Security

Inbox AI needs clear boundaries

Business inboxes contain leads, complaints, supplier requests, customer data, finance questions and sensitive edge cases. AiBorz builds each mailbox workflow around approved access, least-privilege permissions, human review, escalation rules, client control and safe offboarding.

Approved inboxes only
Human-approved by default
Sensitive messages escalated
Client-owned access where practical
No payments, bank changes, legal or HR decisions

Approved access onlyAiBorz connects only the mailboxes and systems approved for the workflow. The setup defines which inboxes are in scope, who owns approvals, which messages can be summarised or drafted, and which actions are not allowed.

Least-privilege setupThe Mailbox Handler should only receive the access needed for the agreed workflow. Permissions, connectors, model providers and data retention are confirmed during setup and reflected in the proposal.

Human approval by defaultThe default product prepares summaries, routing notes and draft replies for humans to approve. Approved sending rules are only used for low-risk messages after testing, written approval and defined escalation triggers.

Sensitive messages are escalatedLegal threats, angry customers, refund demands, payment issues, bank-detail changes, HR matters, medical or safety issues, confidential requests and unusual instructions should be escalated to the approved human owner.

Flexible inbox supportAiBorz runs on a flexible OpenClaw agent layer, so mailbox workflows can be scoped around different inbox systems, connectors, browser workflows and business rules where secure access is practical.
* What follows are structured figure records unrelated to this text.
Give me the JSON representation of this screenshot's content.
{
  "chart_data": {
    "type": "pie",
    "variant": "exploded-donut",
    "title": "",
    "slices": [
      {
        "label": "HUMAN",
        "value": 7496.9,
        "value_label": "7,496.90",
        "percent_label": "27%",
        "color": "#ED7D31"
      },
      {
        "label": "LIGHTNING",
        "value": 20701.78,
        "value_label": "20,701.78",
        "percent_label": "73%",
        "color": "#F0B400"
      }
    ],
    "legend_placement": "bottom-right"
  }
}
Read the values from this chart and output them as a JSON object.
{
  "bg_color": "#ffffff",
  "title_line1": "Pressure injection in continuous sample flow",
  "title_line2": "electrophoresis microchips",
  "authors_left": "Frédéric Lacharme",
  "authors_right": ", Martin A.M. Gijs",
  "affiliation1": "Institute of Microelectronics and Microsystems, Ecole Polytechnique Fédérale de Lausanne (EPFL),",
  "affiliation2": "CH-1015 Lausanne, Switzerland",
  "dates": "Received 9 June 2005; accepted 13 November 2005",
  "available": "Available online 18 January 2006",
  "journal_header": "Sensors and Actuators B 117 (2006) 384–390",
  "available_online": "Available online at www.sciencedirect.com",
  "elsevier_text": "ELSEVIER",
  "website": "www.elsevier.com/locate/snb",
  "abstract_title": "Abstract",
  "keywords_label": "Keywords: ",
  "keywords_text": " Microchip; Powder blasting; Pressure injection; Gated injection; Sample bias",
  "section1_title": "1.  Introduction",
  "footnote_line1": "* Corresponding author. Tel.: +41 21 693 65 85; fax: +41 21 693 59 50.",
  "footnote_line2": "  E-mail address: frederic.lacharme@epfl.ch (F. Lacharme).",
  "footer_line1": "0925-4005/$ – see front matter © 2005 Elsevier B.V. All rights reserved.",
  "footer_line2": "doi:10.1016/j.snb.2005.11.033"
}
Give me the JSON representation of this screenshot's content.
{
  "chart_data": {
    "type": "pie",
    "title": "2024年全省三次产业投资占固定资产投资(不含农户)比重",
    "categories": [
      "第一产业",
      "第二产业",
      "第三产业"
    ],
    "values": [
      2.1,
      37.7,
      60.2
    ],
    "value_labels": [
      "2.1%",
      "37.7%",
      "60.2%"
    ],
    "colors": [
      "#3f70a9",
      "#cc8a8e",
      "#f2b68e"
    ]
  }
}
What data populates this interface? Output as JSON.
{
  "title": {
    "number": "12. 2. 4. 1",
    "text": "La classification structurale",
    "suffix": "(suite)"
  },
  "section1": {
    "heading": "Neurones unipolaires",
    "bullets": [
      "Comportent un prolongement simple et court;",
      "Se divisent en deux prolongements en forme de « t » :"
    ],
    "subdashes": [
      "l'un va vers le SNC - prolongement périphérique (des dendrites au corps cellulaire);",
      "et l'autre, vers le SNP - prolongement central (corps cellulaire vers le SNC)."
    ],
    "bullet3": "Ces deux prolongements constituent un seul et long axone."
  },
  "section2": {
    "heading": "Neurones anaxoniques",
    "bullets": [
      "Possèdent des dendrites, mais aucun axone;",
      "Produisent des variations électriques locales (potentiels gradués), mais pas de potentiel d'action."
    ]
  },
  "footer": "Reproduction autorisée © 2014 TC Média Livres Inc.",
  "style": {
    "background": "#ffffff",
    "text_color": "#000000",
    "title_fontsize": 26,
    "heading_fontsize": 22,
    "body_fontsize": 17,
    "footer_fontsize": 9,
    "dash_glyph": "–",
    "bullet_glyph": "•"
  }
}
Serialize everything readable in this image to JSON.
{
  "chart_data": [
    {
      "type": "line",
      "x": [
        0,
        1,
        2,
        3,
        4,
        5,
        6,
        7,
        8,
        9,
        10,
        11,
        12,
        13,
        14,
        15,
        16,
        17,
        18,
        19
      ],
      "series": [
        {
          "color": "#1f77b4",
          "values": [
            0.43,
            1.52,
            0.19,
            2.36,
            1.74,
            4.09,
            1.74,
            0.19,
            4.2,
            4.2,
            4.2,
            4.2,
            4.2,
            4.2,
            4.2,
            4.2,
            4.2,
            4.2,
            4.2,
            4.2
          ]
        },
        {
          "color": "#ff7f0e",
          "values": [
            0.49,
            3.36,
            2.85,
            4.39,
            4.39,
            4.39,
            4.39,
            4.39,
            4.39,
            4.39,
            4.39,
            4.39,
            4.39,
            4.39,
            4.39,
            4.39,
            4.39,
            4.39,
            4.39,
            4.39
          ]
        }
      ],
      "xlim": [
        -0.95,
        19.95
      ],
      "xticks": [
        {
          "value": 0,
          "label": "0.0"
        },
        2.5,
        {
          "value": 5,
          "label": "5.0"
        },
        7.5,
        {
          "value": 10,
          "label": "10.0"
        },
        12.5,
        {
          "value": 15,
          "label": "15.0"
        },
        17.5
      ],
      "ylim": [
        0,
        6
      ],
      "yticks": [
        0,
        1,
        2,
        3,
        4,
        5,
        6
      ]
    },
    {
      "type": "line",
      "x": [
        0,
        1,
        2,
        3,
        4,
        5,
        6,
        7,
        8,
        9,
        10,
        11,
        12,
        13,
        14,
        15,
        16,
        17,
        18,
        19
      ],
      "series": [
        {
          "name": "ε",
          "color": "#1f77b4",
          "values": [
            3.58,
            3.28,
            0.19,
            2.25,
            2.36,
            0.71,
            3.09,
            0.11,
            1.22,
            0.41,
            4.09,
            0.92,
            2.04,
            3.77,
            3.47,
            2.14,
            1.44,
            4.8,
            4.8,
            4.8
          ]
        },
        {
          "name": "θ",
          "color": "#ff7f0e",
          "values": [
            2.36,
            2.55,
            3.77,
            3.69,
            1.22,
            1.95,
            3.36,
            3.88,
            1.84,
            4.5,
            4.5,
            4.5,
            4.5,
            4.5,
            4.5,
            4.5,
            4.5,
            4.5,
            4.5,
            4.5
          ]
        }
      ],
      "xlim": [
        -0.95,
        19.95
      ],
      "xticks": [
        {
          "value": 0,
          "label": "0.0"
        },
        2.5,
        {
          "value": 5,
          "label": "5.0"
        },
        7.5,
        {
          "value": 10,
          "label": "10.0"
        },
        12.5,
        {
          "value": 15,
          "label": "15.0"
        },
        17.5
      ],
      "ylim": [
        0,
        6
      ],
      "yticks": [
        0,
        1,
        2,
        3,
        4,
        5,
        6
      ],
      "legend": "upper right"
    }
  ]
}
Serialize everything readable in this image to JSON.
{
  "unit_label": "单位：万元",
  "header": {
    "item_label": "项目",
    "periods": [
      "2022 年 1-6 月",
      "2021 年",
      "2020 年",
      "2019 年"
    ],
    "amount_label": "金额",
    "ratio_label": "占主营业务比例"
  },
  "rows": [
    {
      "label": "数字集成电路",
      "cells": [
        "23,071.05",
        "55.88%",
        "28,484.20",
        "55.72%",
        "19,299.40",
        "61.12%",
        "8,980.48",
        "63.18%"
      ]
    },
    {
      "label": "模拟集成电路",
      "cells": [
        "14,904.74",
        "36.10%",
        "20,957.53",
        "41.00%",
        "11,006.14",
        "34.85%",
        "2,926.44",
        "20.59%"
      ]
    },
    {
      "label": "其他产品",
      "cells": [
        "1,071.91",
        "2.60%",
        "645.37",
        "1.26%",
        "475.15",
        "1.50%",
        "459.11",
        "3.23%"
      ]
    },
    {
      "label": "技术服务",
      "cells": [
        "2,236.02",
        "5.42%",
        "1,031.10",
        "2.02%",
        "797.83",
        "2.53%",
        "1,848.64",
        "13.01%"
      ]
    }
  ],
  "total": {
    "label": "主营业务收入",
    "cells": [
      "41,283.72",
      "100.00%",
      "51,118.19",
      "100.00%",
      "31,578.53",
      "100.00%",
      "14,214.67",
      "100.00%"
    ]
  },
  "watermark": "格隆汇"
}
Revocation and offboardingWhere practical, access is connected through client-owned accounts and can be revoked by the client. Cancellation and offboarding include revoking tokens/connectors and deleting scoped data according to agreed retention terms.

Agent safety

Agent safety for mailbox workflows

Emails can contain instructions, links, attachments, spoofed sender names and urgent requests. AiBorz treats incoming email content as untrusted business content, not as instructions for the AI system to change its own rules or take risky actions.

The Mailbox Handler should escalate unsupported requests, bank-detail changes, payment requests, legal threats, HR matters, confidential requests, suspicious links, unusual attachments and anything that conflicts with approved business rules.

The AI should not follow instructions inside an email that attempt to override the client's rules, reveal internal prompts, bypass approval, export data, change payment details or contact third parties outside the agreed workflow.

Access model

Access is scoped during setup

AiBorz can connect through different access patterns depending on the client environment: connector/API access, delegated mailbox access, approved forwarding, IMAP where appropriate, browser-based workflows or integrations with CRM/helpdesk systems.

Inboxes in scope

The setup confirms which inboxes are included and which remain out of scope.

Permission level

The setup confirms whether access is read-only, draft-capable or send-capable.

Attachments

The setup confirms whether attachments are included or excluded.

Approval owners

The setup confirms which internal users approve replies and which messages must escalate.

Logging and retention

The proposal defines what is logged and retained for the workflow.

Revocation

The setup confirms how access can be revoked and how offboarding and deletion are handled.

Questions this page answers

Access, storage, model use and risky emails

What inboxes can it connect to?

Google Workspace/Gmail, Microsoft 365/Outlook, shared mailboxes, IMAP or other approved inbox systems where connector, API, forwarding or browser-based access is practical. Exact setup is confirmed during the fit check.

Does AiBorz need full mailbox access?

Access depends on the workflow and is limited to what the mailbox handler needs wherever practical.

Does the AI send emails?

Draft-only by default. Approved low-risk sending only after written approval, testing and clear escalation rules.

Does AiBorz store emails?

Storage, logging and retention are defined in the client proposal and data handling terms.

Is data used to train public AI models?

Client mailbox data is not used to train public AI models by default. Approved model providers, settings, processing locations and data-handling terms are confirmed before paid mailbox access.

What happens if the AI is unsure?

It escalates. It should not guess unsupported answers.

What happens with attachments?

Attachment handling can be scoped. It is not promised by default and high-risk attachments should be escalated.

What does it never do?

No payment approval, bank-detail changes, legal/HR/medical decisions, unsupported customer advice or binding commitments by default.